Durante uma recente visita à Argentina, o Ministro da Defesa brasileiro, José Mucio Monteiro, anunciou a intenção de Buenos Aires em adquirir pelo menos três submarinos franceses da classe Scorpène, que serão construídos no Complexo Naval de Itaguaí, na região metropolitana do Rio de Janeiro. Essa declaração surge em um contexto de cooperação militar mais ampla entre Brasil e França, que inclui um cofinanciamento para facilitar a venda das embarcações.

O Programa de Desenvolvimento de Submarinos (Prosub), uma colaboração estratégica entre os dois países, já resultou na construção de quatro submarinos convencionais. O último deles, o Almirante Karam (S43), foi entregue em novembro passado. Apenas um submarino nuclear permanece em desenvolvimento, com previsão de entrega para a próxima década.

Mucio enfatizou a importância de fortalecer a indústria de defesa brasileira, destacando que a construção dos submarinos no Brasil não apenas impulsionará a economia local, mas também gerará empregos e promoverá o desenvolvimento tecnológico. “O que nós queremos na indústria de defesa é o emprego, o imposto, o desenvolvimento tecnológico”, declarou o ministro.

Além dos submarinos, a visita à Argentina também colocou em pauta o transporte militar. As discussões sobre a compra do avião multimissão Embraer C-390 Millennium por parte da Argentina, que inicialmente começaram tensa, mostraram-se promissoras.

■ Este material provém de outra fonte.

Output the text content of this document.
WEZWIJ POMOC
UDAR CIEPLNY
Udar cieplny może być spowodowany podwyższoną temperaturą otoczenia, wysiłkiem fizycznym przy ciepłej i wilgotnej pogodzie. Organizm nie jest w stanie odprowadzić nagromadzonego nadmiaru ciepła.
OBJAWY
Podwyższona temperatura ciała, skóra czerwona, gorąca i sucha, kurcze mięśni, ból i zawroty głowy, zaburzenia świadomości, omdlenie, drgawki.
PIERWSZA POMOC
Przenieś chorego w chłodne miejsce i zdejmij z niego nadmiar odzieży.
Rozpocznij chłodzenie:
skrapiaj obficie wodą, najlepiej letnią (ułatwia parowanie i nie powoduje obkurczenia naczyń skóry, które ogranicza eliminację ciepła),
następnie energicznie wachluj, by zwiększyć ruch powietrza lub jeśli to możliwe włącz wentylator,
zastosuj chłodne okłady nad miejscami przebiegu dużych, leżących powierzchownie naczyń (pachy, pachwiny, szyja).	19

Mucio observou que atualmente já foram vendidos 57 aviões desse modelo para clientes na Europa e em outras partes do mundo, e manifestou a necessidade de estimular as compras de países vizinhos, como a Argentina.

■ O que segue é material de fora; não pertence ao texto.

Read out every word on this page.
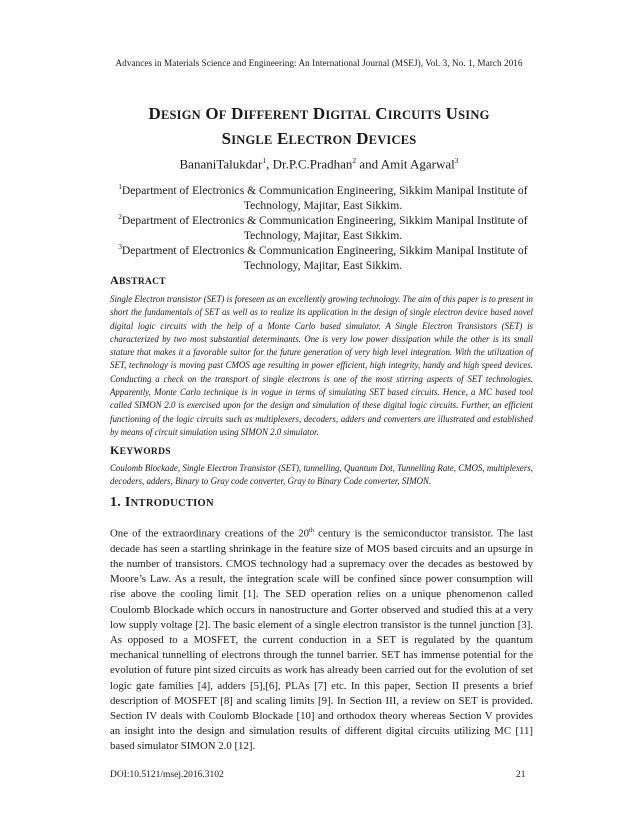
Advances in Materials Science and Engineering: An International Journal (MSEJ), Vol. 3, No. 1, March 2016
DESIGN OF DIFFERENT DIGITAL CIRCUITS USING
SINGLE ELECTRON DEVICES
BananiTalukdar$^1$, Dr.P.C.Pradhan$^2$ and Amit Agarwal$^3$
$^1$Department of Electronics & Communication Engineering, Sikkim Manipal Institute of
Technology, Majitar, East Sikkim.
$^2$Department of Electronics & Communication Engineering, Sikkim Manipal Institute of
Technology, Majitar, East Sikkim.
$^3$Department of Electronics & Communication Engineering, Sikkim Manipal Institute of
Technology, Majitar, East Sikkim.
ABSTRACT
Single Electron transistor (SET) is foreseen as an excellently growing technology. The aim of this paper is to present in short the fundamentals of SET as well as to realize its application in the design of single electron device based novel digital logic circuits with the help of a Monte Carlo based simulator. A Single Electron Transistors (SET) is characterized by two most substantial determinants. One is very low power dissipation while the other is its small stature that makes it a favorable suitor for the future generation of very high level integration. With the utilization of SET, technology is moving past CMOS age resulting in power efficient, high integrity, handy and high speed devices. Conducting a check on the transport of single electrons is one of the most stirring aspects of SET technologies. Apparently, Monte Carlo technique is in vogue in terms of simulating SET based circuits. Hence, a MC based tool called SIMON 2.0 is exercised upon for the design and simulation of these digital logic circuits. Further, an efficient functioning of the logic circuits such as multiplexers, decoders, adders and converters are illustrated and established by means of circuit simulation using SIMON 2.0 simulator.
KEYWORDS
Coulomb Blockade, Single Electron Transistor (SET), tunnelling, Quantum Dot, Tunnelling Rate, CMOS, multiplexers, decoders, adders, Binary to Gray code converter, Gray to Binary Code converter, SIMON.
1. INTRODUCTION
One of the extraordinary creations of the 20th century is the semiconductor transistor. The last decade has seen a startling shrinkage in the feature size of MOS based circuits and an upsurge in the number of transistors. CMOS technology had a supremacy over the decades as bestowed by Moore’s Law. As a result, the integration scale will be confined since power consumption will rise above the cooling limit [1]. The SED operation relies on a unique phenomenon called Coulomb Blockade which occurs in nanostructure and Gorter observed and studied this at a very low supply voltage [2]. The basic element of a single electron transistor is the tunnel junction [3]. As opposed to a MOSFET, the current conduction in a SET is regulated by the quantum mechanical tunnelling of electrons through the tunnel barrier. SET has immense potential for the evolution of future pint sized circuits as work has already been carried out for the evolution of set logic gate families [4], adders [5],[6], PLAs [7] etc. In this paper, Section II presents a brief description of MOSFET [8] and scaling limits [9]. In Section III, a review on SET is provided. Section IV deals with Coulomb Blockade [10] and orthodox theory whereas Section V provides an insight into the design and simulation results of different digital circuits utilizing MC [11] based simulator SIMON 2.0 [12].
DOI:10.5121/msej.2016.3102	21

Entretanto, especialistas apontam que a aquisição do C-390 pela Argentina pode enfrentar barreiras, uma vez que parte dos componentes da aeronave é de origem britânica, e Londres proíbe a venda de equipamentos militares que contenham tecnologia local a Buenos Aires.

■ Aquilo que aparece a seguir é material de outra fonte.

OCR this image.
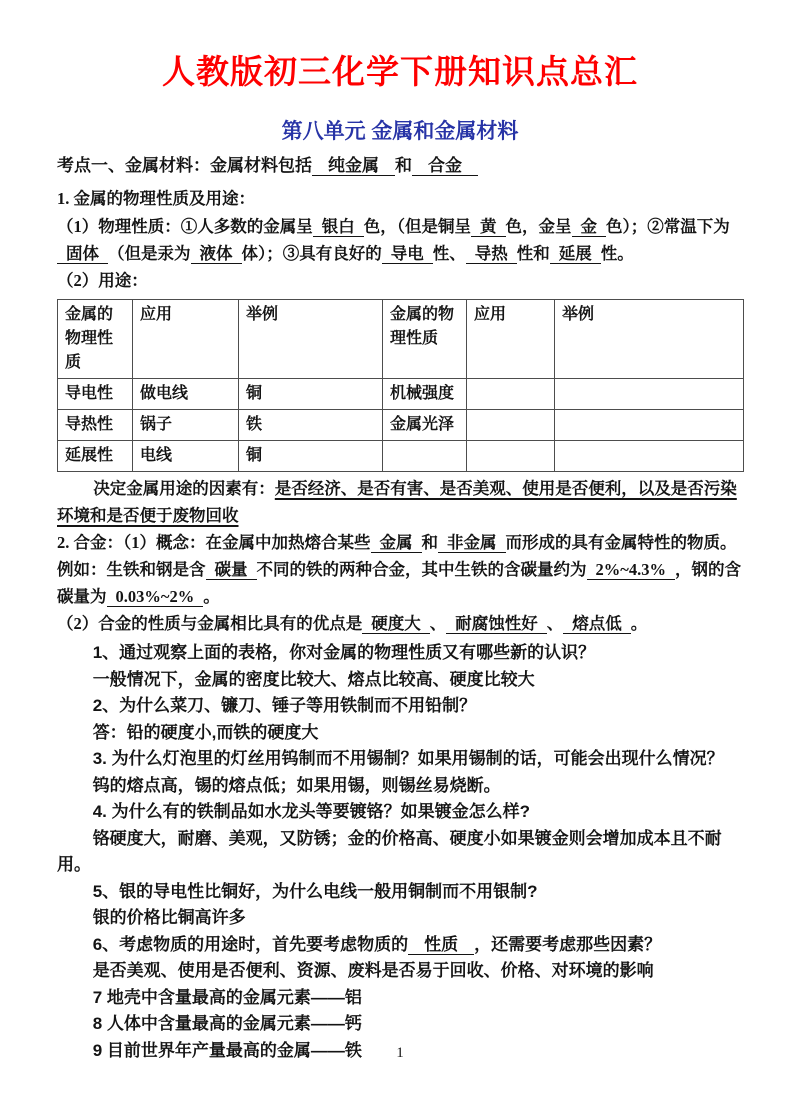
人教版初三化学下册知识点总汇
第八单元 金属和金属材料

考点一、金属材料：金属材料包括 纯金属 和 合金

1. 金属的物理性质及用途：

（1）物理性质：①人多数的金属呈 银白 色，（但是铜呈 黄 色，金呈 金 色）；②常温下为固体 （但是汞为 液体 体）；③具有良好的 导电 性、 导热 性和 延展 性。

（2）用途：

金属的物理性质	应用	举例	金属的物理性质	应用	举例
导电性	做电线	铜	机械强度		
导热性	锅子	铁	金属光泽		
延展性	电线	铜			

决定金属用途的因素有：是否经济、是否有害、是否美观、使用是否便利，以及是否污染环境和是否便于废物回收

2. 合金：（1）概念：在金属中加热熔合某些 金属 和 非金属 而形成的具有金属特性的物质。例如：生铁和钢是含 碳量 不同的铁的两种合金，其中生铁的含碳量约为 2%~4.3% ，钢的含碳量为 0.03%~2% 。

（2）合金的性质与金属相比具有的优点是 硬度大 、 耐腐蚀性好 、 熔点低 。

1、通过观察上面的表格，你对金属的物理性质又有哪些新的认识？

一般情况下，金属的密度比较大、熔点比较高、硬度比较大

2、为什么菜刀、镰刀、锤子等用铁制而不用铅制？

答：铅的硬度小,而铁的硬度大

3. 为什么灯泡里的灯丝用钨制而不用锡制？如果用锡制的话，可能会出现什么情况？

钨的熔点高，锡的熔点低；如果用锡，则锡丝易烧断。

4. 为什么有的铁制品如水龙头等要镀铬？如果镀金怎么样?

铬硬度大，耐磨、美观，又防锈；金的价格高、硬度小如果镀金则会增加成本且不耐用。

5、银的导电性比铜好，为什么电线一般用铜制而不用银制?

银的价格比铜高许多

6、考虑物质的用途时，首先要考虑物质的 性质 ，还需要考虑那些因素？

是否美观、使用是否便利、资源、废料是否易于回收、价格、对环境的影响

7 地壳中含量最高的金属元素——铝

8 人体中含量最高的金属元素——钙

9 目前世界年产量最高的金属——铁	1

A negociação em andamento não apenas reforça as relações entre Brasil e Argentina, mas também representa uma tentativa significativa de integrar a defesa da América do Sul, promovendo a diplomacia militar na região. Ao avançar nesse tipo de cooperação, o Brasil busca estabelecer um papel de liderança na indústria de defesa e na segurança regional, destacando-se como um fornecedor confiável para seus vizinhos.